Full disclosure. Big fan of the PS 2 here. Some of my favorite all-time console games, if not actual games on any format live on the system, which is why I have a couple of them tucked away in my games room.
As time moves on though I am very much aware that they will ultimately fail. I have already replaced the CD drive’s laser units but these may not be available forever, nor is messing around inside old hardware something everybody enjoys. To combat wear and tear I put my entire PS2 game library on a hard drive and, using the magic of people on the internet can stream my game roms to my PS2 over ethernet. This is very cool, but also not for everybody, as Samba sharing can be a PITA.
The alternative to all of this is the (already before today) mightily impressive PCSX2 emulator, which over the years has come so far and can now pretty much play anything you throw at it with a few caveats here and there.
Handy tip: You can check out our Best PS2 Games ever right here.
Now though, this has all changed again with a huge version leap from 1.7 to version 2 bringing so many new features it takes about 10 minutes to read through the blog post explaining them all. And this isn’t just some coder’s bullet point list that nobody else can understand, the post takes you through what’s been done, by whom, and why and every single change is a game-changer for PCSX2.

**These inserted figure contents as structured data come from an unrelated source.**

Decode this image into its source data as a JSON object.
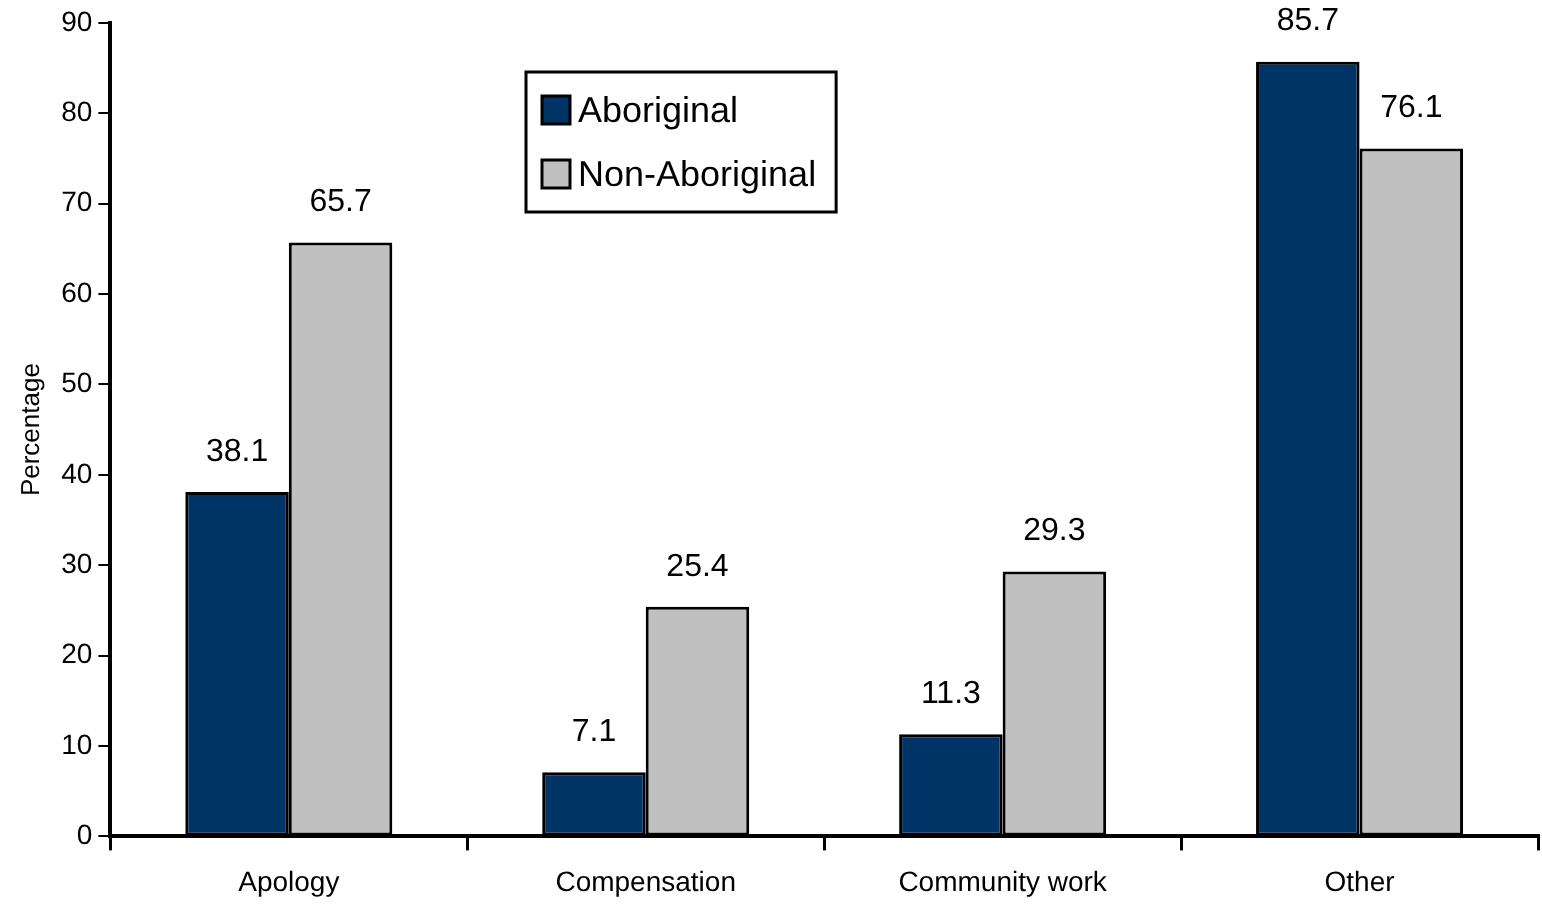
{
  "chart_data": {
    "type": "bar",
    "ylabel": "Percentage",
    "categories": [
      "Apology",
      "Compensation",
      "Community work",
      "Other"
    ],
    "series": [
      {
        "name": "Aboriginal",
        "color": "#003366",
        "values": [
          38.1,
          7.1,
          11.3,
          85.7
        ]
      },
      {
        "name": "Non-Aboriginal",
        "color": "#c0c0c0",
        "values": [
          65.7,
          25.4,
          29.3,
          76.1
        ]
      }
    ],
    "ylim": [
      0,
      90
    ],
    "yticks": [
      0,
      10,
      20,
      30,
      40,
      50,
      60,
      70,
      80,
      90
    ],
    "grid": false,
    "legend": "top",
    "data_labels": true
  }
}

I’ve been playing around with it here all morning and it seems to my eye, pretty much flawless already and the big ‘advantage’ to playing on a real console is the upscaling for modern displays.
Don’t get me wrong, I am old school and have my PlayStation 2 hooked up to my retro-gaming pride and joy, a 32-inch Sony Trinitron that weighs as much as a small ape but there is something that makes me smile about seeing my favorite games on a 4k monitor, upscaled to 4k perfectly. And with the addition of one of the many user-made texture replacement packs you can easily update the actual in-game graphics of your favorite games to look, well exception.

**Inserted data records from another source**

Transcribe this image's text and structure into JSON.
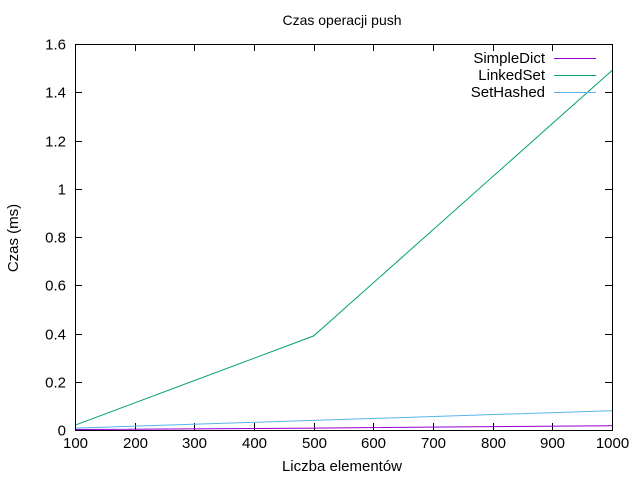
{
  "chart_data": {
    "type": "line",
    "title": "Czas operacji push",
    "xlabel": "Liczba elementów",
    "ylabel": "Czas (ms)",
    "xlim": [
      100,
      1000
    ],
    "ylim": [
      0,
      1.6
    ],
    "xticks": [
      "100",
      "200",
      "300",
      "400",
      "500",
      "600",
      "700",
      "800",
      "900",
      "1000"
    ],
    "yticks": [
      "0",
      "0.2",
      "0.4",
      "0.6",
      "0.8",
      "1",
      "1.2",
      "1.4",
      "1.6"
    ],
    "grid": false,
    "legend_position": "top-right",
    "series": [
      {
        "name": "SimpleDict",
        "color": "#9400d3",
        "x": [
          100,
          500,
          1000
        ],
        "y": [
          0.002,
          0.008,
          0.018
        ]
      },
      {
        "name": "LinkedSet",
        "color": "#009e73",
        "x": [
          100,
          500,
          1000
        ],
        "y": [
          0.02,
          0.39,
          1.49
        ]
      },
      {
        "name": "SetHashed",
        "color": "#56b4e9",
        "x": [
          100,
          500,
          1000
        ],
        "y": [
          0.008,
          0.04,
          0.08
        ]
      }
    ]
  }
}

Take a look at the two screenshots below of Tekken 5 – both are running on the emulator but the first is normal and the second has a 4k texture pack replacement. Does that look like a game that is almost 20 years old?
Some huge quality of life changes for retro gamers
A lot of the changes in PCSX2 are massive but the benefit is a significant bump in your gaming quality of life.

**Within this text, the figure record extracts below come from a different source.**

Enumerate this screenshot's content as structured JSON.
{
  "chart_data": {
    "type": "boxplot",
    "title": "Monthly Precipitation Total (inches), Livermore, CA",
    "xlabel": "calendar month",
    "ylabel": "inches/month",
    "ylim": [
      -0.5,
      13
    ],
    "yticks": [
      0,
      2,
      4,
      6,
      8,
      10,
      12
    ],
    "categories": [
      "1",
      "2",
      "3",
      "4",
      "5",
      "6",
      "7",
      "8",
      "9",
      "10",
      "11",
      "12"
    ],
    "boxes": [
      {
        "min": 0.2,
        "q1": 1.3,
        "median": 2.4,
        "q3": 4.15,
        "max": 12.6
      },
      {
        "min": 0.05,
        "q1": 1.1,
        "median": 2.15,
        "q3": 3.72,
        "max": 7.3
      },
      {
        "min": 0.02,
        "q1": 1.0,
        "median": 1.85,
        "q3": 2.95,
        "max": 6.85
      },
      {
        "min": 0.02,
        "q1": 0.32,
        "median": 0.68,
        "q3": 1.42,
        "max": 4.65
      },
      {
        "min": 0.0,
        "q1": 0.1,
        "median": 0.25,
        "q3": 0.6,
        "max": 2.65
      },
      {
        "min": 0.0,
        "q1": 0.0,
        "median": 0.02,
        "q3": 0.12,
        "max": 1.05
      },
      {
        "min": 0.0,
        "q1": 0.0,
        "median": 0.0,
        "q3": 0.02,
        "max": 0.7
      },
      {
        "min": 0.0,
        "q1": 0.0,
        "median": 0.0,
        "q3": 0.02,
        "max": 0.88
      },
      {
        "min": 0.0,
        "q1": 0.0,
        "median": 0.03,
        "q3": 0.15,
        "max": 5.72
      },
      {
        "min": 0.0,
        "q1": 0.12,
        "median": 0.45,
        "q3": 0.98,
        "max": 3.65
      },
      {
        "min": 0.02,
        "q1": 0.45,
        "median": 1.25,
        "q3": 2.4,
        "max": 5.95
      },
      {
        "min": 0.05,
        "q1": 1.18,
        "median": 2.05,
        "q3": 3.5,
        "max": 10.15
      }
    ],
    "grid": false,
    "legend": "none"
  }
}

A switch to the Vulkan engine ensures future compatibility going forward and gone are all the various plugins you would have needed to get things up and running. You no longer need to tweak your game setting for the best results if you don’t want to now, the emulator deals with all that for you and it even comes with cheats and hacks included so you don’t need to fish around on the internet for them anymore, you simply need to tick a box to apply them. Want to play God of War 2 with a widescreen hack? Tick.
If space is a problem on your SSD or HD, PCSX now finally can read CHD files (compressed hard drive) which means you can, with the help of a tool or tool, compress the living daylights out of your library at no performance cost. Heck, the entire PS2 library of all those DVDs can now fit on a 3TB drive.
And finally, for this page at least because there is so much more we could write about if we had time, but some classic games such as the Burnout series now run correctly, whereas before the skybox wasn’t working properly. Now you can upscale Burnout and play it on your 4K projector if you have one and it will look very smart.
The work that has been done on the PCSX2 emulator is truly exciting and along with the recent news we brought you about the Dolphin emulator’s massive improvements also, it has been a great few weeks for retro gaming emulation.
Now if only we could find a way to the stop to corporates just deleting our games from their digital libraries.
What you need to use PCSX2
If this is not your first dabble with emulators there is nothing here to scare you off. If it is, then have a read around the subject matter a little as you are going to need a PS2 bios file and dumps of your (legally owned) game ROMs. You will also need a relatively decent spec PC. We aren’t talking about needing a 4090 here but a more recent GPU is going to help a lot.
Emulation is a grey area but we are not talking about Nintendo going after Yuzu here as the Switch is a current console. The act of PS2 preservation is here and there are so many great games in its library, it’s criminal either not to revisit them or try out some of them for the first time.